Он притянул её к себе. Резко, грубо, как держат падающего с обрыва, как хватают того, кого боятся потерять навсегда. Она не воспротивилась — подалась навстречу, обхватила его шею ледяными руками, прижалась всем телом, и тьма вокруг них сомкнулась, зашептала, застонала тысячей голосов. Эти голоса были повсюду — в стенах, в воде, в воздухе, в его собственной голове. Они шептали о любви и о смерти, о вечности и о тлене, о том, что было и чего не будет никогда, и охотник не мог разобрать, где заканчиваются её слова и начинаются его собственные мысли.

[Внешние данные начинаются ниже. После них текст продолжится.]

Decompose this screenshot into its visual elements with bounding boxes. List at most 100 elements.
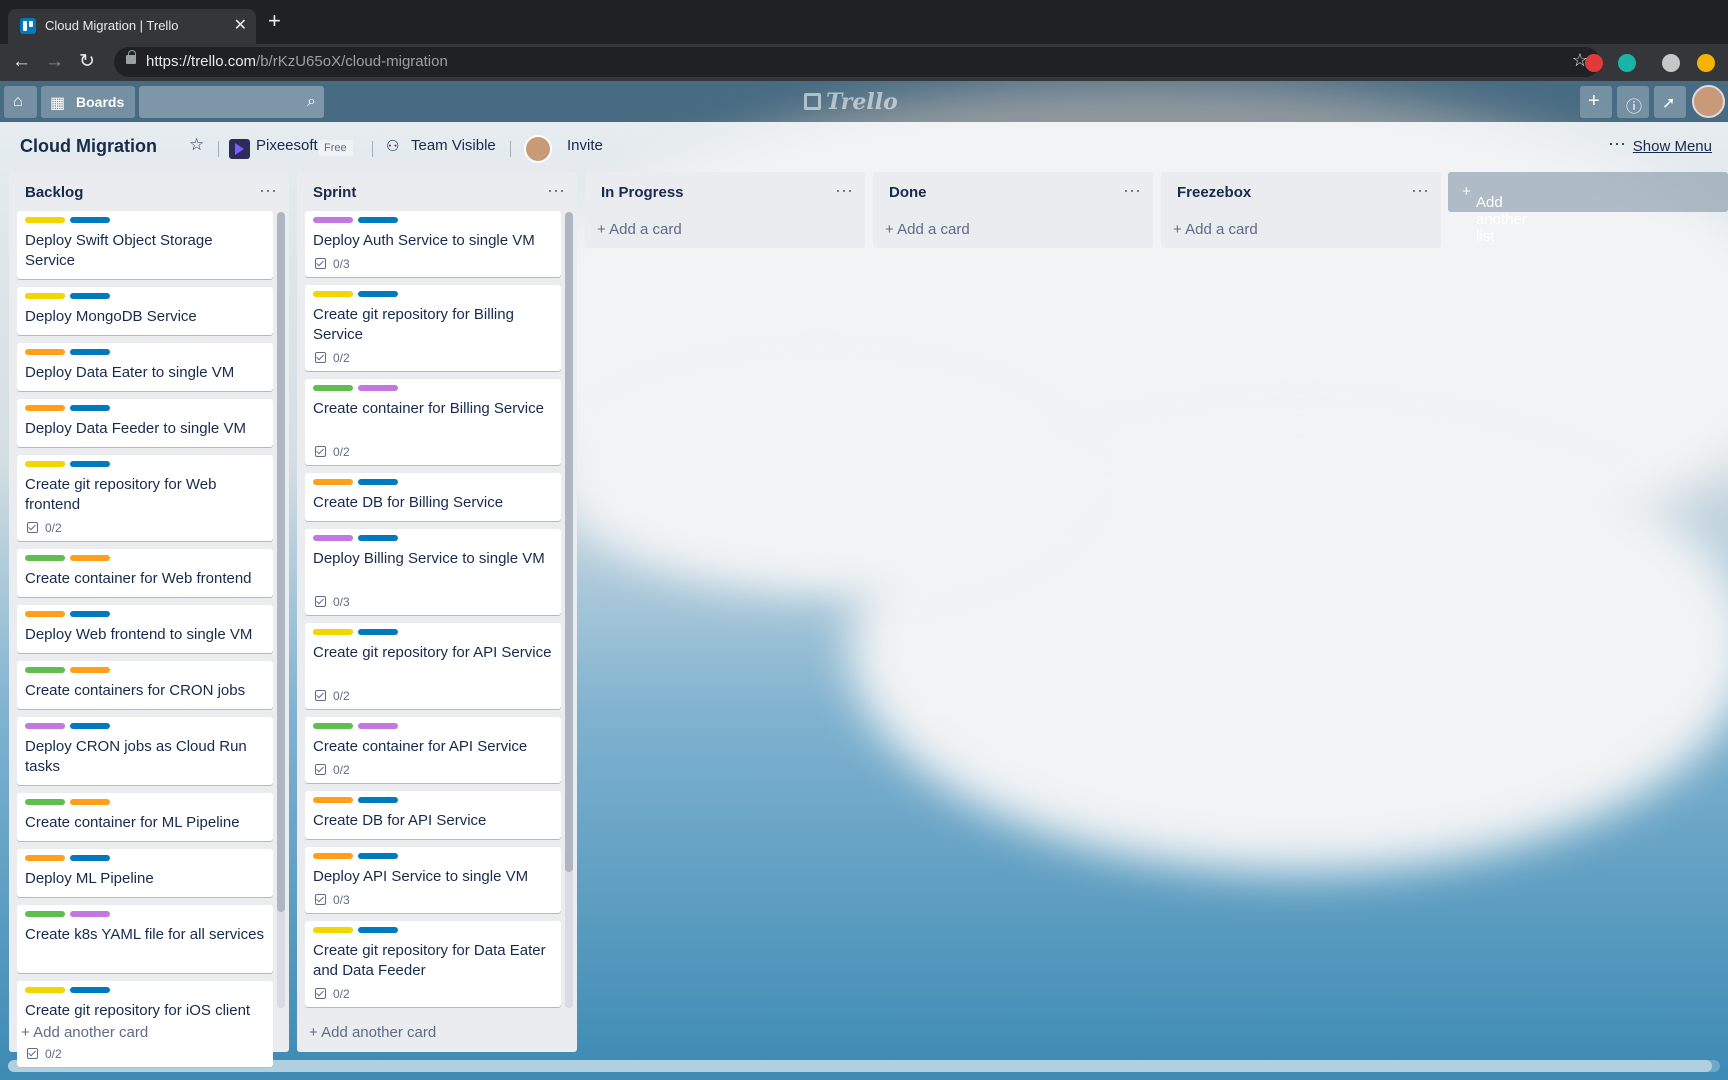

— Я не могу уйти, — выдохнула она ему в губы. — Я привязана к этому месту. К подземелью. К городу. К тени, что питается мной. Я — часть этой тьмы, я — её голос, её глаза, её руки. Я не могу покинуть эти стены, не могу выйти на свет, не могу умереть, как умирают люди.
— Тогда я останусь.
— Ты умрёшь.
— Пусть.
Она замерла, отстранилась, вглядываясь в его лицо так, словно видела впервые. В тёмных глазах блеснуло что-то — не то слёзы, не то отблеск далёкого, уже несуществующего света. Это было так неожиданно, так по-человечески, что охотник вздрогнул. Он видел в её глазах не бездну, не тьму, а отражение себя самого — усталого, изношенного, но ещё живого, ещё способного на что-то, кроме ненависти и боя.
— Ты глупый, северный охотник, — проговорила она тихо. — Глупый, славный, мой.
И поцеловала его. В этот раз — по-настоящему. Не как утренний призрак, пришедший из тумана. Не как игра, не как обман, не как морок, призванный сбить его с пути. А как женщина, которая слишком долго ждала. Поцелуй был ледяным и обжигающим одновременно, и он почувствовал, как его сердце — старое, изношенное, залатанное — сжимается и рвётся, и что-то в нём ломается безвозвратно. Это был конец и начало одновременно, смерть и рождение, падение в бездну и взлёт к вершине, и охотник не мог понять, где одно переходит в другое, да и не хотел понимать. Он просто отдался этому чувству, позволил ему поглотить себя, как вода поглощает камень, брошенный в омут.
Вода поднялась выше. Или это он опустился ниже. Тьма объяла их, и в ней они стали одним — двумя телами, сплетёнными в холодном, болезненном, невозможном объятии. Она шептала ему что-то на неведомом языке, и он не понимал слов, но понимал смысл, понимал сердцем, нутром, той частью души, о которой не знал раньше.